ASCII gebruikt een 7-bits binaire code om 128 verschillende tekens weer te geven. Dit omvat 33 niet-afdrukbare controletekens (die bepalen hoe tekst wordt verwerkt) en 95 afdrukbare tekens, waaronder het Engelse alfabet (zowel hoofdletters als kleine letters), cijfers (0-9), leestekens en een paar andere symbolen.

Een kort historisch overzicht van ASCII

Begin jaren zestig ontwikkelde een commissie onder leiding van Robert W. Bemer ASCII om de manier te standaardiseren waarop computers letters, cijfers en bepaalde controletekens weergeven en om de communicatie tussen verschillende apparaten en systemen te vergemakkelijken.
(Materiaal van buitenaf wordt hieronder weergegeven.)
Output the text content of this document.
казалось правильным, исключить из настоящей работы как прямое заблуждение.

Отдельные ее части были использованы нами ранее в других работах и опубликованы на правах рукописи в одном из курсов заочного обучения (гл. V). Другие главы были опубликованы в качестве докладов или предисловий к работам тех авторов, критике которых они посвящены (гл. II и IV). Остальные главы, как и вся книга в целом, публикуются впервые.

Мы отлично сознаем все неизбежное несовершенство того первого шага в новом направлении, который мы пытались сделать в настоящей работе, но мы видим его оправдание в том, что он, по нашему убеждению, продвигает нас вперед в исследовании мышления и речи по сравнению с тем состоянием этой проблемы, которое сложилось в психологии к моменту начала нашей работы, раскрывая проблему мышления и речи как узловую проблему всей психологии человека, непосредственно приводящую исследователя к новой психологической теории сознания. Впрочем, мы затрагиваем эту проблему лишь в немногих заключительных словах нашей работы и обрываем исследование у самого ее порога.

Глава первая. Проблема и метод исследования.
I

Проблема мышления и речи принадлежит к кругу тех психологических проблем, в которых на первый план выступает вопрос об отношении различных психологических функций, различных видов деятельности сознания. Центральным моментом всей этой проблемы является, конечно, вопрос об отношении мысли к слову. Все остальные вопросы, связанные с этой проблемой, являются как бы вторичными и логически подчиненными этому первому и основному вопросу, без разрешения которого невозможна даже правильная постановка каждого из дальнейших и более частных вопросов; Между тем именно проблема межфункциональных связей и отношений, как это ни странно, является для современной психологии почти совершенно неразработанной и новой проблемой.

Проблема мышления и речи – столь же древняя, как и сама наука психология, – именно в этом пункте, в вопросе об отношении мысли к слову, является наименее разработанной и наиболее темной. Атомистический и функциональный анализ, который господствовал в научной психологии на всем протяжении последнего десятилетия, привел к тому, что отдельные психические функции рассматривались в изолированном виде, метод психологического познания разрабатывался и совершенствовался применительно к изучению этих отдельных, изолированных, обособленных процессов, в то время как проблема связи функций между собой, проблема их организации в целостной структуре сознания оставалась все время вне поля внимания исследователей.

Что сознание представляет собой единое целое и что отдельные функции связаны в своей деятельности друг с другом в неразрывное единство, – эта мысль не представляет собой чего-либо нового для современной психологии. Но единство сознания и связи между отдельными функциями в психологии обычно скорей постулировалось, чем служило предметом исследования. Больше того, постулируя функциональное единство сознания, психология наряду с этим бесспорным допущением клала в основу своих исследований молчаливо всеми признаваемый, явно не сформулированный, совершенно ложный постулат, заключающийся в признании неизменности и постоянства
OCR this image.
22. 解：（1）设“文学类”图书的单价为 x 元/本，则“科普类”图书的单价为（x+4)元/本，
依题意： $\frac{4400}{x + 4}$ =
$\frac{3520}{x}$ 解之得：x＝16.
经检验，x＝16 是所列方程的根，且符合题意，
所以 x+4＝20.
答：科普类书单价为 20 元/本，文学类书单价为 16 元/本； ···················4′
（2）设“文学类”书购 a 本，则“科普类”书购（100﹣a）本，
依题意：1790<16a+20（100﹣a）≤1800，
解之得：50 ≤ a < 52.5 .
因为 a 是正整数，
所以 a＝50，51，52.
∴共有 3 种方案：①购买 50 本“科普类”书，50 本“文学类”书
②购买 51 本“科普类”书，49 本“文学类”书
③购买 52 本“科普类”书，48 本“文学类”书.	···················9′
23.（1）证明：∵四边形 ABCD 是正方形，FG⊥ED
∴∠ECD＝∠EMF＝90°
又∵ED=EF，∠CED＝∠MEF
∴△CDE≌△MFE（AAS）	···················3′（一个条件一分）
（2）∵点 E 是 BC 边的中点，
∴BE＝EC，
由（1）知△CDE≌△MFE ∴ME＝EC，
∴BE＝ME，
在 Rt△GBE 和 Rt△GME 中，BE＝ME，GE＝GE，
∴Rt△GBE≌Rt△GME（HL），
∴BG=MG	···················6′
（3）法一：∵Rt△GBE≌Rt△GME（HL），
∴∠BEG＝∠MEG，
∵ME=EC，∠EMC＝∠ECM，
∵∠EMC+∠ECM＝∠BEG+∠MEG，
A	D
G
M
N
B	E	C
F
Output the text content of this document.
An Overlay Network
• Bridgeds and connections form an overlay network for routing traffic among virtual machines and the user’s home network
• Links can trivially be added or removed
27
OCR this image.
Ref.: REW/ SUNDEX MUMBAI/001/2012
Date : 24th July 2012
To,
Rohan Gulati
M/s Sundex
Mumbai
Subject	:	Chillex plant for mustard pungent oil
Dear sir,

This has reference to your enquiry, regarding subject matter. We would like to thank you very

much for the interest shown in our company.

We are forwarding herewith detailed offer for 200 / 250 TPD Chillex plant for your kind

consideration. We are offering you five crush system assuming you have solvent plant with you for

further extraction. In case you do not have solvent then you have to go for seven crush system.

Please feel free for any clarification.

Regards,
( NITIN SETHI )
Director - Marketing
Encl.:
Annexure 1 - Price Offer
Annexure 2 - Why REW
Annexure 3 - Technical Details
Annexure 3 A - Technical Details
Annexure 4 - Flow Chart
In 1963 publiceerde de American Standards Association (nu ANSI, het American National Standards Institute) voor het eerst ASCII als standaard voor telecommunicatie- en computerapparatuur. Vijf jaar later werd een herziene versie uitgebracht, waarin kleine letters en meer controletekens werden toegevoegd, waardoor ASCII werd uitgebreid om veelzijdiger en geschikter te worden voor een breder scala aan toepassingen.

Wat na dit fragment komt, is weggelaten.